My heart swelled with a rush of something dangerous. The problem was, I’d meant it the way he’d taken it. I’d wanted that little connection. A promise between us.

I still did.

Being on the run had done so much harm. I’d pulled so far back into myself that I didn’t know left from right. Here, with him, I felt the difference. I had everything I wanted. Conditions I’d set. Truths I’d demanded. Whatever darkness there was in him, it faced outwards. Not at me. Understanding it made it not safe but…predictable, and that knowledge wrapped around me as a blanket.

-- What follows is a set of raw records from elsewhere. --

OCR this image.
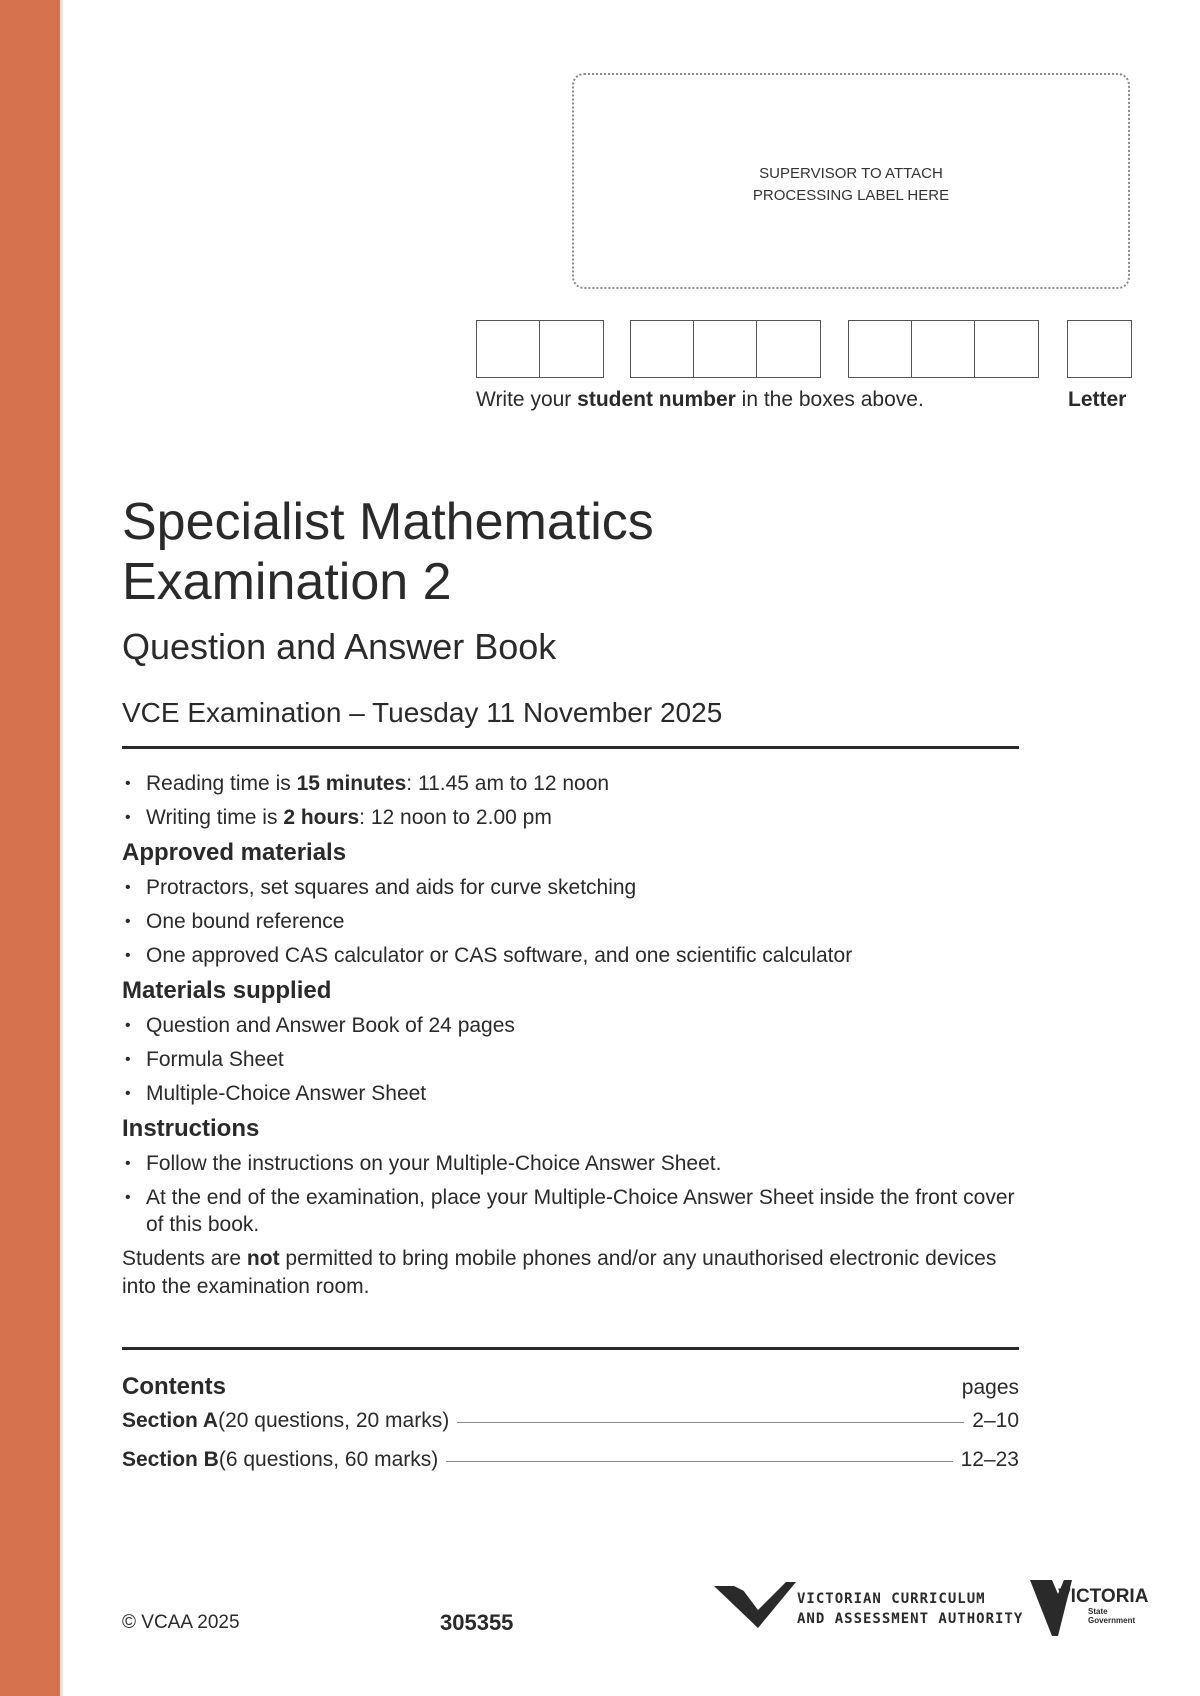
SUPERVISOR TO ATTACH
PROCESSING LABEL HERE
Write your student number in the boxes above.	Letter
Specialist Mathematics
Examination 2
Question and Answer Book
VCE Examination – Tuesday 11 November 2025
• Reading time is 15 minutes: 11.45 am to 12 noon
• Writing time is 2 hours: 12 noon to 2.00 pm
Approved materials
• Protractors, set squares and aids for curve sketching
• One bound reference
• One approved CAS calculator or CAS software, and one scientific calculator
Materials supplied
• Question and Answer Book of 24 pages
• Formula Sheet
• Multiple-Choice Answer Sheet
Instructions
• Follow the instructions on your Multiple-Choice Answer Sheet.
• At the end of the examination, place your Multiple-Choice Answer Sheet inside the front cover of this book.

Students are not permitted to bring mobile phones and/or any unauthorised electronic devices into the examination room.

Contents	pages
Section A (20 questions, 20 marks)	2–10
Section B (6 questions, 60 marks)	12–23
© VCAA 2025	305355
VICTORIAN CURRICULUM
AND ASSESSMENT AUTHORITY
VICTORIA
State
Government
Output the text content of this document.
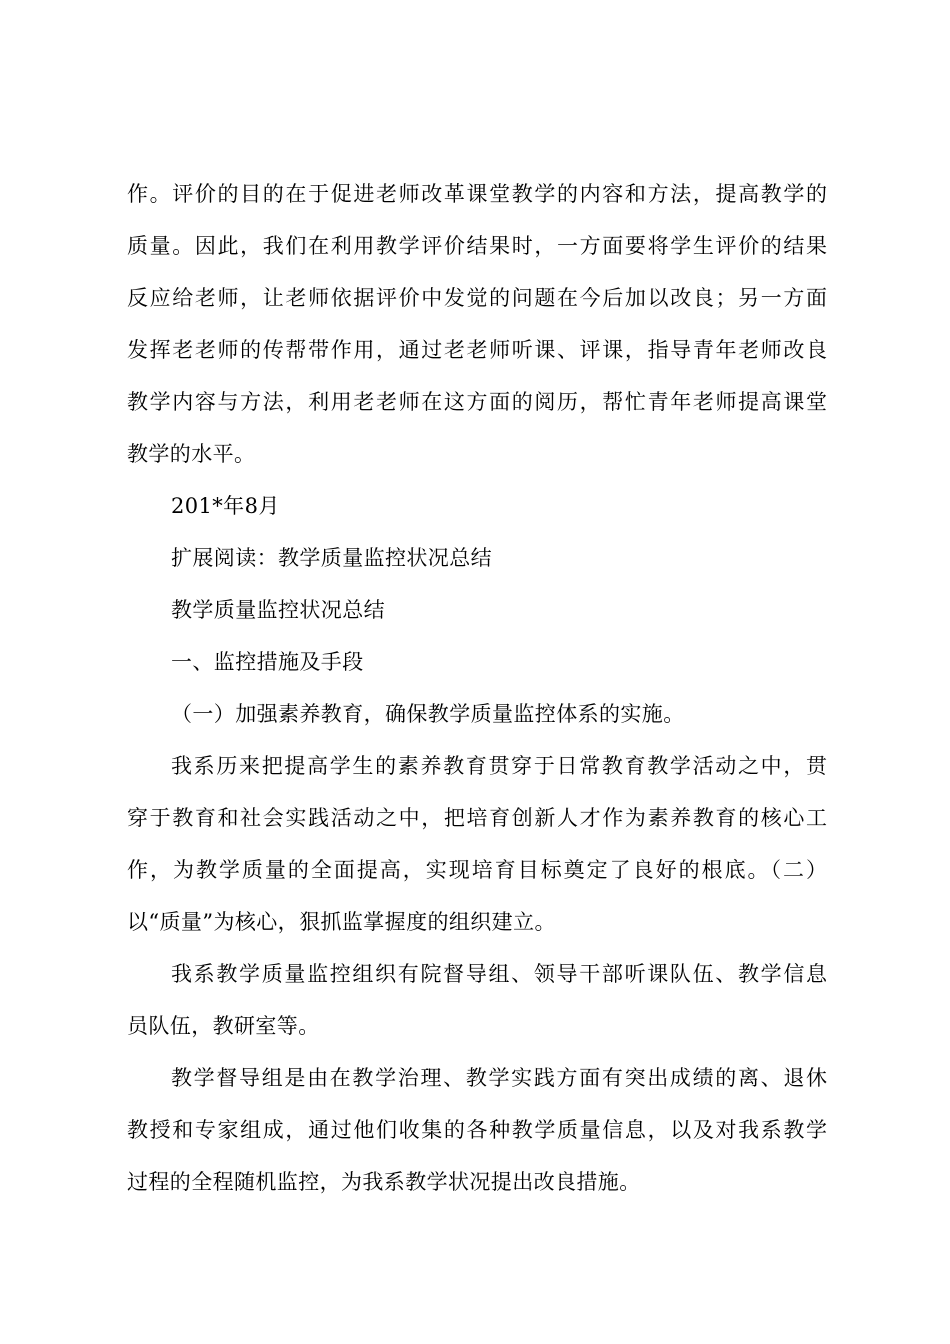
作。评价的目的在于促进老师改革课堂教学的内容和方法，提高教学的
质量。因此，我们在利用教学评价结果时，一方面要将学生评价的结果
反应给老师，让老师依据评价中发觉的问题在今后加以改良；另一方面
发挥老老师的传帮带作用，通过老老师听课、评课，指导青年老师改良
教学内容与方法，利用老老师在这方面的阅历，帮忙青年老师提高课堂
教学的水平。
201*年8月
扩展阅读：教学质量监控状况总结
教学质量监控状况总结
一、监控措施及手段
（一）加强素养教育，确保教学质量监控体系的实施。
我系历来把提高学生的素养教育贯穿于日常教育教学活动之中，贯
穿于教育和社会实践活动之中，把培育创新人才作为素养教育的核心工
作，为教学质量的全面提高，实现培育目标奠定了良好的根底。（二）
以“质量”为核心，狠抓监掌握度的组织建立。
我系教学质量监控组织有院督导组、领导干部听课队伍、教学信息
员队伍，教研室等。
教学督导组是由在教学治理、教学实践方面有突出成绩的离、退休
教授和专家组成，通过他们收集的各种教学质量信息，以及对我系教学
过程的全程随机监控，为我系教学状况提出改良措施。
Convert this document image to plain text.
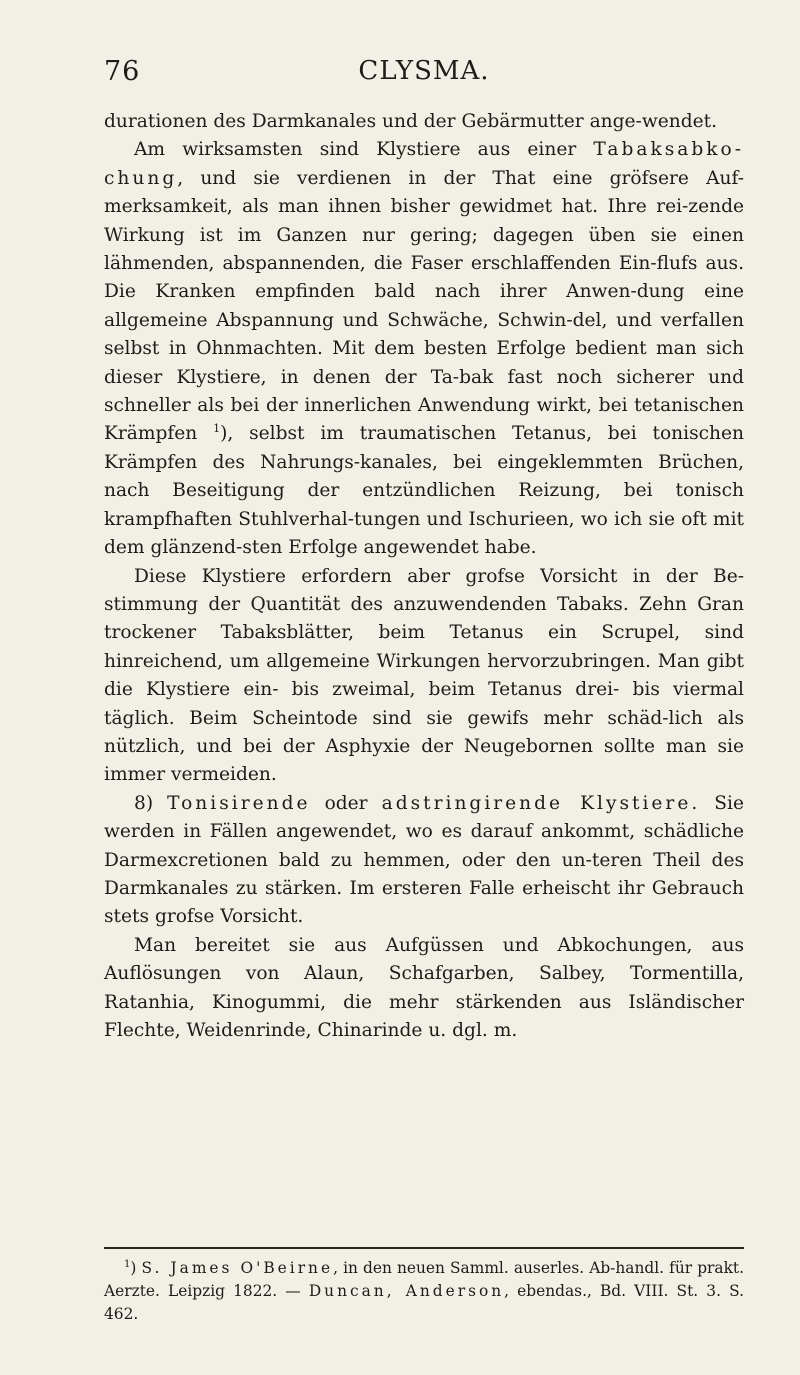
76	CLYSMA.

durationen des Darmkanales und der Gebärmutter ange-wendet.

Am wirksamsten sind Klystiere aus einer Tabaksabko-chung, und sie verdienen in der That eine gröfsere Auf-merksamkeit, als man ihnen bisher gewidmet hat. Ihre rei-zende Wirkung ist im Ganzen nur gering; dagegen üben sie einen lähmenden, abspannenden, die Faser erschlaffenden Ein-flufs aus. Die Kranken empfinden bald nach ihrer Anwen-dung eine allgemeine Abspannung und Schwäche, Schwin-del, und verfallen selbst in Ohnmachten. Mit dem besten Erfolge bedient man sich dieser Klystiere, in denen der Ta-bak fast noch sicherer und schneller als bei der innerlichen Anwendung wirkt, bei tetanischen Krämpfen $^1$), selbst im traumatischen Tetanus, bei tonischen Krämpfen des Nahrungs-kanales, bei eingeklemmten Brüchen, nach Beseitigung der entzündlichen Reizung, bei tonisch krampfhaften Stuhlverhal-tungen und Ischurieen, wo ich sie oft mit dem glänzend-sten Erfolge angewendet habe.

Diese Klystiere erfordern aber grofse Vorsicht in der Be-stimmung der Quantität des anzuwendenden Tabaks. Zehn Gran trockener Tabaksblätter, beim Tetanus ein Scrupel, sind hinreichend, um allgemeine Wirkungen hervorzubringen. Man gibt die Klystiere ein- bis zweimal, beim Tetanus drei- bis viermal täglich. Beim Scheintode sind sie gewifs mehr schäd-lich als nützlich, und bei der Asphyxie der Neugebornen sollte man sie immer vermeiden.

8) Tonisirende oder adstringirende Klystiere. Sie werden in Fällen angewendet, wo es darauf ankommt, schädliche Darmexcretionen bald zu hemmen, oder den un-teren Theil des Darmkanales zu stärken. Im ersteren Falle erheischt ihr Gebrauch stets grofse Vorsicht.

Man bereitet sie aus Aufgüssen und Abkochungen, aus Auflösungen von Alaun, Schafgarben, Salbey, Tormentilla, Ratanhia, Kinogummi, die mehr stärkenden aus Isländischer Flechte, Weidenrinde, Chinarinde u. dgl. m.

$^1$) S. James O'Beirne, in den neuen Samml. auserles. Ab-handl. für prakt. Aerzte. Leipzig 1822. — Duncan, Anderson, ebendas., Bd. VIII. St. 3. S. 462.
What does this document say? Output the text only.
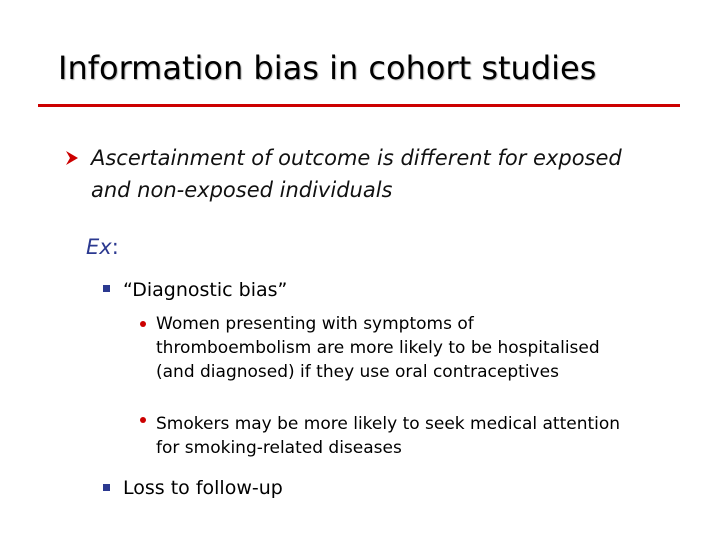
Information bias in cohort studies
Ascertainment of outcome is different for exposed and non-exposed individuals
Ex:
“Diagnostic bias”
Women presenting with symptoms of thromboembolism are more likely to be hospitalised (and diagnosed) if they use oral contraceptives
Smokers may be more likely to seek medical attention for smoking-related diseases
Loss to follow-up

Tyler took in a deep breath and climbed to his feet, blinking back the raw emotion of his story. “What I’ve described is messed up, I know that. If I’d been in control, I could’ve left ye to Lovelyn and Kane, but they were so loud. They could’ve led a killer straight to ye. It was a risk I wasn’t prepared to take.” He tightened his jaw. “There’s no justification. If ye want to leave, I’ll unlock everything and take ye anywhere ye say. If you’d prefer me gone, I go.”

“And if I want neither of those things?”

“Then I’ve fucked ye up.”

“Are you mad about it?”

Slowly, he shook his head.

I got the deepest, cheapest thrill.

“If ye stay, we plan together.”

I put out a hand so he could help me up. His fingers held mine. A pulse-skipping moment of physical intimacy to map onto the emotional one.

“Then we’d better get on with dinner.”